CARACAS, Venezuela (AP) — Venezuelan security forces have deported hundreds of Colombians as part of a security offensive along the border that is ratcheting up tensions between the two neighbors.
Gov. Jose Gregorio Vielma Mora of Tachira state said Monday that 1,012 Colombians living in Venezuela illegally had been handed over to Colombian authorities as a result of a now five-day crackdown against smugglers and criminal gangs operating along the border.
President Nicolas Maduro last week closed a major crossing between the two countries and declared a state of emergency in several western cities after three army officers were shot and wounded by gunmen he said belonged to paramilitary gangs operating from Colombia. While the assailants have not been caught, the incident touched a nerve with supporters of Maduro's socialist administration, who increasingly have placed blame for rampant crime and widespread shortages on Colombians.
As part of the state of emergency, Maduro deployed some 1,500 extra troops to the border to search house-by-house for smugglers who thrive on purchasing goods in Venezuela at low prices and reselling them across the border for huge profits.
The number deported in recent days is now more than half the 1,772 people expelled last year from Venezuela, according to Colombian statistics, and has overwhelmed a government-built shelter in the border city of Cucuta designed to provide assistance to returning nationals.
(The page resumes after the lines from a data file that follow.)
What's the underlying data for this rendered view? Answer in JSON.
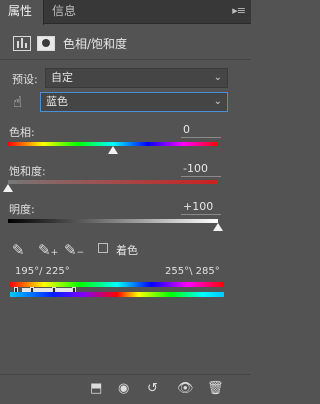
{
  "tabs": [
    {
      "label": "属性"
    },
    {
      "label": "信息"
    }
  ],
  "panel_menu_icon": "panel-menu-icon",
  "header": {
    "title": "色相/饱和度"
  },
  "preset": {
    "label": "预设:",
    "value": "自定"
  },
  "channel": {
    "value": "蓝色"
  },
  "hue": {
    "label": "色相:",
    "value": "0",
    "level": 0.5
  },
  "saturation": {
    "label": "饱和度:",
    "value": "-100",
    "level": 0.0
  },
  "lightness": {
    "label": "明度:",
    "value": "+100",
    "level": 1.0
  },
  "colorize": {
    "label": "着色",
    "checked": false
  },
  "range": {
    "left": "195°/ 225°",
    "right": "255°\\ 285°"
  },
  "footer_icons": [
    "clip-to-layer-icon",
    "view-previous-icon",
    "reset-icon",
    "visibility-icon",
    "delete-icon"
  ]
}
Colombian Foreign Minister Maria Angela Holguin, a former ambassador to Venezuela, traveled to the border Monday to oversee humanitarian efforts amid reports from deportees that families had been broken up and their homes bulldozed as part of the dragnet.
"We're convinced that closing the border isn't how we fight contraband," Holguin said.
Maduro, in a rare press conference Monday, said the normally busy Simon Bolivar international bridge would remain closed and restrictions possibly extended to other transit crossings until both countries re-established "a minimum of coexistence."
He said authorities had identified six men behind the attack on the three army officers last week, two of whom are Venezuelan, and then proceeded to link their alleged crimes to former Colombian President Alvaro Uribe, a favorite target he called a "nefarious paramilitary boss."
"Venezuela won't tolerate this anymore," said Maduro.
Vielma Mora, the Venezuelan governor, denied reports of abuses, which The Associated Press was unable to verify. He said all those deported were treated with respect.
He also criticized Colombian authorities for not doing enough to bring order to the porous 1,400-mile (2,250-kilometer) border, adding that earlier Monday troops had raided a warehouse containing 50 metric tons of food ready to be smuggled across the border. "If Colombian authorities did their part to contain the contraband and smuggling of products out of Venezuela the reality would be different," he said.
Uribe, a fierce critic of Maduro, traveled Monday to Cucuta to express "solidarity with those mistreated by the dictator."
A Colombian official closely following the crisis said that while the situation was tense there was little to suggest Venezuelan authorities' treatment of the deportees violated international conventions. The official, who spoke on condition of anonymity because he was not authorized to discuss the issue publicly, said most of the deportees were living without permission in Venezuela and likely involved in contraband activities.
Colombian President Juan Manuel Santos said Maduro's dramatic actions would hurt communities on both sides of the border. An estimated 5 million Colombians live in Venezuela, many of them without permission, and the flow of people and goods across the border has been a fixture of daily life for decades, changing direction with the shifting fortunes of each nation's economy.
Foreign ministers from both countries are expected to meet Wednesday in Cartagena, Colombia in a bid to resolve the crisis.
Opponents of Maduro's administration have denounced the mobilization of troops as an attempt to distract attention from a deep economic crisis ahead of key legislative elections in December that they are favored to win by a landslide.
Under the state of emergency declared in five western cities, authorities have ordered a 60-day suspension of constitutionally protected rights to protest, carry weapons and move freely. Authorities also may legally intercept communications. Officials maintain they will only use the extraordinary powers to protect communities and will work to keep disruptions of daily life to a minimum.
As part of a government crackdown against contraband, the government over the past year had already ordered nighttime closure of the border in Tachira, deployed more troops and toughened jail sentences for smuggling.